Müslümanlar; Savaş ve Barış

11 mins read
Müslümanlar; Savaş ve Barış

Bugünlerde Rusya’nın Ukrayna’yı işgal girişimi ve Çeçenlerin Kadirov Başkanlığında savaşa “Allahüekber” nidalarıyla katılması gündemde.

Müslümanlar,  “cana can, göze göz” kısas anlayışı nedeniyle mücadeleci, savaşçı bir ümmet haline mi geliyorlar?

Bu nedenle savaş, barıştan daha “kutsal” mı geliyor Müslümanlara? İslam coğrafyasının sürekli savaş alanı olması bu nedenle mi? Bu algı nedeniyle mi batılılar, Müslüman ülkelerde ölümleri doğal bulurken, Ukraynalılara yönelik duyarlı davranıyorlar?

Rusya’daki Müslümanları anlamak için Diyanet Vakfı’nın yeniden yayınladığı Zeki Velidi Togan’ın hatıralarını okuyorum şimdilerde. Zeki Velidi Togan’ı Türkiye tarihçi ve Türkolog bilir. Onun Başkurt devrimi ve bağımsızlık hareketi önderi olduğu da bir gerçek.

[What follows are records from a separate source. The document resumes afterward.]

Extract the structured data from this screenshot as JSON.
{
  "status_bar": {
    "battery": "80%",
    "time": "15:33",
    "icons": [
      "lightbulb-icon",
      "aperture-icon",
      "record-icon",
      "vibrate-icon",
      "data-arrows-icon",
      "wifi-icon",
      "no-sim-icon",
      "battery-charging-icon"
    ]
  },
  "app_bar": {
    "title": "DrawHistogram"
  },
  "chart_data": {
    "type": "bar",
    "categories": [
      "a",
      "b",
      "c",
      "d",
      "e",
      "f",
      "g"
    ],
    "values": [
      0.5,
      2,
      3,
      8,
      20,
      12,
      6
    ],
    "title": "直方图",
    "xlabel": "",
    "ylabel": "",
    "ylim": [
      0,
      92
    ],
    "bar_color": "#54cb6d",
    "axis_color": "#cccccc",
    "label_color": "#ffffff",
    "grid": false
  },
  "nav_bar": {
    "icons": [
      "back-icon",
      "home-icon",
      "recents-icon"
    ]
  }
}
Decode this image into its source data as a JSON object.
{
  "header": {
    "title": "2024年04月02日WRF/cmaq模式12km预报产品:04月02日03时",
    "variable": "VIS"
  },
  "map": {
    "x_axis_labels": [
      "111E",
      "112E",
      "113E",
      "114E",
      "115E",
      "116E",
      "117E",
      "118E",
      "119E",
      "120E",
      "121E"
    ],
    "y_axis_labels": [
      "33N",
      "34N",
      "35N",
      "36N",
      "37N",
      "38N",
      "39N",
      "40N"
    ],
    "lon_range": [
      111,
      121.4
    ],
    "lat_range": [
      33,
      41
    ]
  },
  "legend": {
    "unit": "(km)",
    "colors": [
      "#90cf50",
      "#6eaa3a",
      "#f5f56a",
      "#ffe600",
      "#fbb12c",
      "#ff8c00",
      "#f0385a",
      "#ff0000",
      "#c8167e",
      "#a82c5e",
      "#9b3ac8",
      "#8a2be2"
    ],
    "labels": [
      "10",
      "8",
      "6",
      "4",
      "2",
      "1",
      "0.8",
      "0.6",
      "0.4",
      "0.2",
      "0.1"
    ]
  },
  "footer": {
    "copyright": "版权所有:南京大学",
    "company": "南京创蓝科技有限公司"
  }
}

Müslümanlar; Savaş ve Barış 1Hatıralarında Rusya’daki Ekim Devrimini ve Türkistan’daki isyanları bütün aktörleri ile bu süreçte gelişen olayları günü gününe anlatıyor. Türkiye’nin Milli Mücadele’den Orta Asya ve Rusya’ya yansıyan imajı ile Türk Dünyasındaki hareketli gelişmelere tanıklık yapıyor.

Bugüne yansıyan gelişmeleri anlamak için de okunması gerekir hatıraları.

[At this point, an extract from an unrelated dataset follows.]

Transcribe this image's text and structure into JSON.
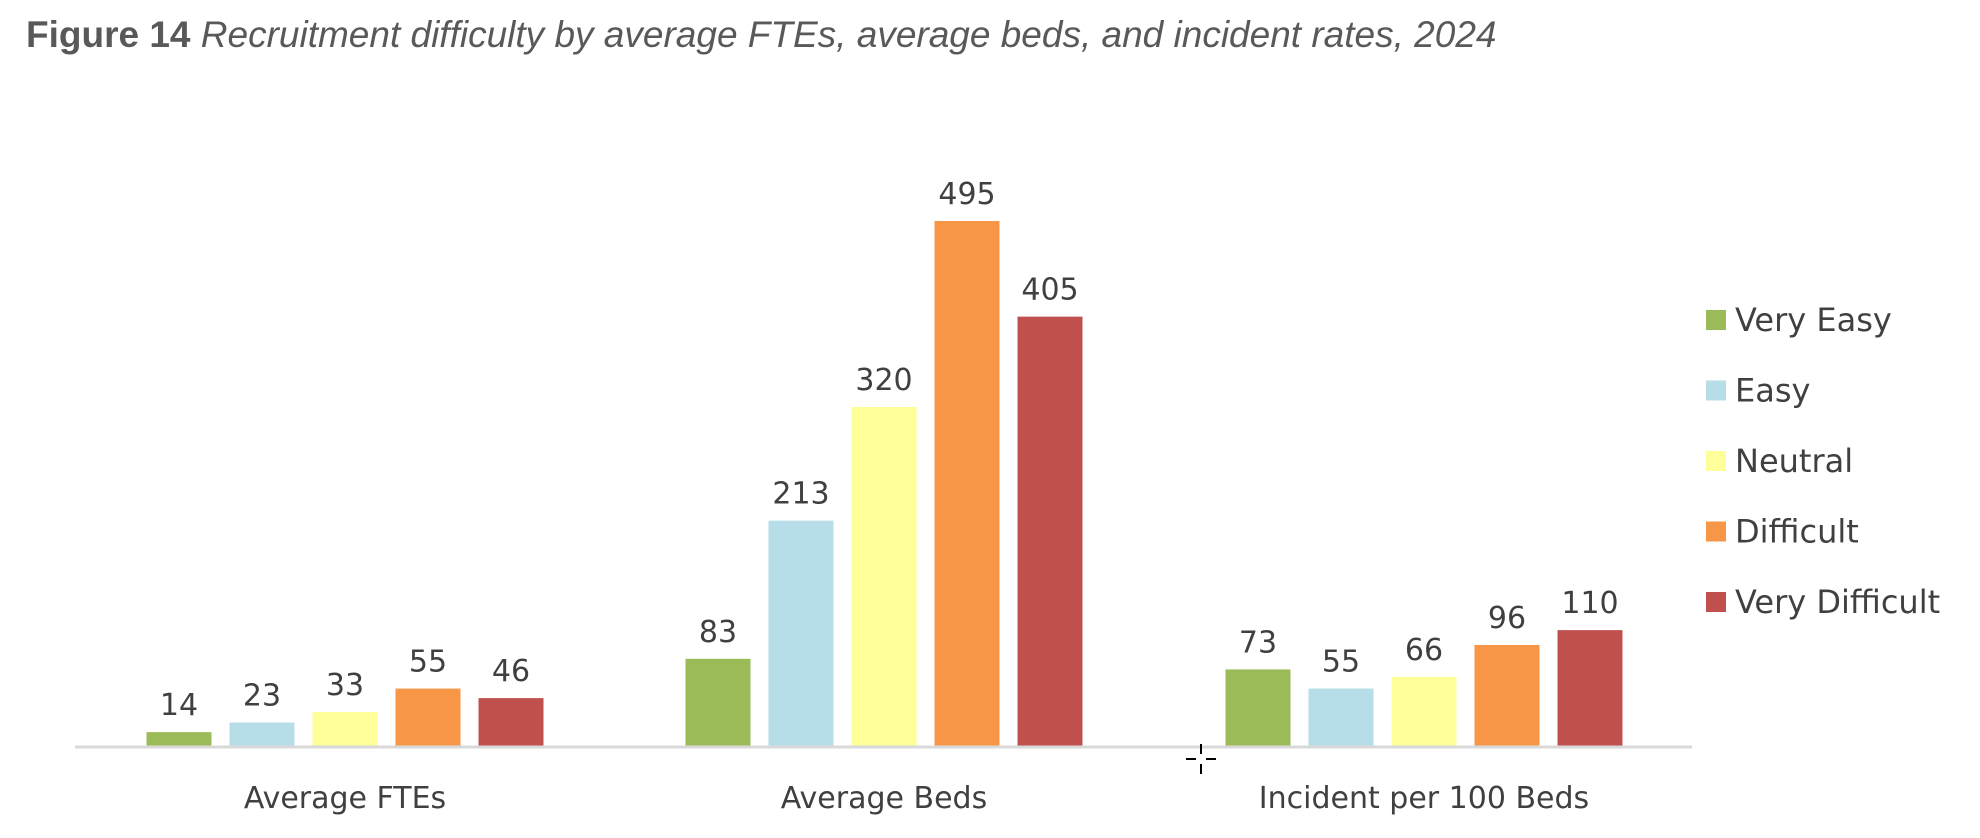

1890’da doğmuş ve 1917 Ekim Devriminde 27 yaşında. Ancak Troçki, Stalin, Lenin ihtilalin bütün liderleri ile ilişkileri var. Enver Paşa’nın ihtilaline destek veriyor. Makus talih yaver gitmeyince, Ekim Devriminin doğurduğu sinerji ve ideolojik yükseliş nedeniyle Sovyetler Türklerin bütün isyanlarını bastırıyor ve imparatorlukların sona erdiği bir zamanda Sovyet İmparatorluğu kuruluyor. Yeni bir ideolojik atılışla. Sözlü kültürün ardından her anı yazılı bir tarihe geçiliyor aslında. Togan’ın hatıraları bunun bir örneği.

Z.V. Togan nakşi bir babanın oğlu. Annesi kültürlü ve dindar bir kadın. Dayısı da bir medrese hocası, liberal görüşler taşıyan bir aydın. Öyle ki çizmeyi önce sol ayağına giymesi bile sorun ediliyor. Tarikatlı ve geleneksel Müslümanlar Ruslarla mücadeleyi göze almıyor ve sosyalist aydınlara mesafeli duruyorlar. Rusyadaki fikri tartışmalar Müslümanlara da yansıyor ve Musa Carullah’tan, Sultan Galiyev’e Z.Velidi Togan’a farklı görüşler çıkıyor ortaya.

Sultan Galiyev Ruslarla birlikte bolşevik yükselişte Müslümanlar da yer almalı diyor. Ulusal komünizmin fikir babası olarak Sosyalist Türkistan Devletini kurmak istiyor. Türkiye’de Hikmet Kıvılcımlı gibi. Zeki Velidi ve arkadaşları milliyetçi/yenilikçi bir Türkistan’dan yana. Bu arada özellikle Buhara mollaları Müslümanlığı geleneksel bütün formları ile yaşayalım, ihtilal ve mücadeleden uzak duralım fikrinde. Başkurdistan’dan gelen savaşçıları öldürmekten geri durmuyorlar bu yüzden.

Enver Paşa, Talat Paşa’nın Berlin’de öldürülmesinden dolayı bir Ermeni kurşunu ile Almanya’da ölmektense Pantürkist ve panislamist bir kalkışma ile şehit olmayı göze alıyor. Enver Paşa vesilesiyle Türkiye’nin Türkistan’daki algısı yüksek bir saygı ve hüsnükabul görüyor. Paşayla birlikte intihar sayılacak mücadeleye başlıyorlar, Basmacılar. Zaten Özbeklerin Sovyet yönetimine karşı Orta Asya’da 1917’de başlattığı ve aralıklı olarak 1934’e değin uzayan ayaklanma hareketi sürmektedir. Enver Paşa’nın bu hareketin başına geçmesi, Osmanlı’nın doğuya taşınması niyetini de içeriyor.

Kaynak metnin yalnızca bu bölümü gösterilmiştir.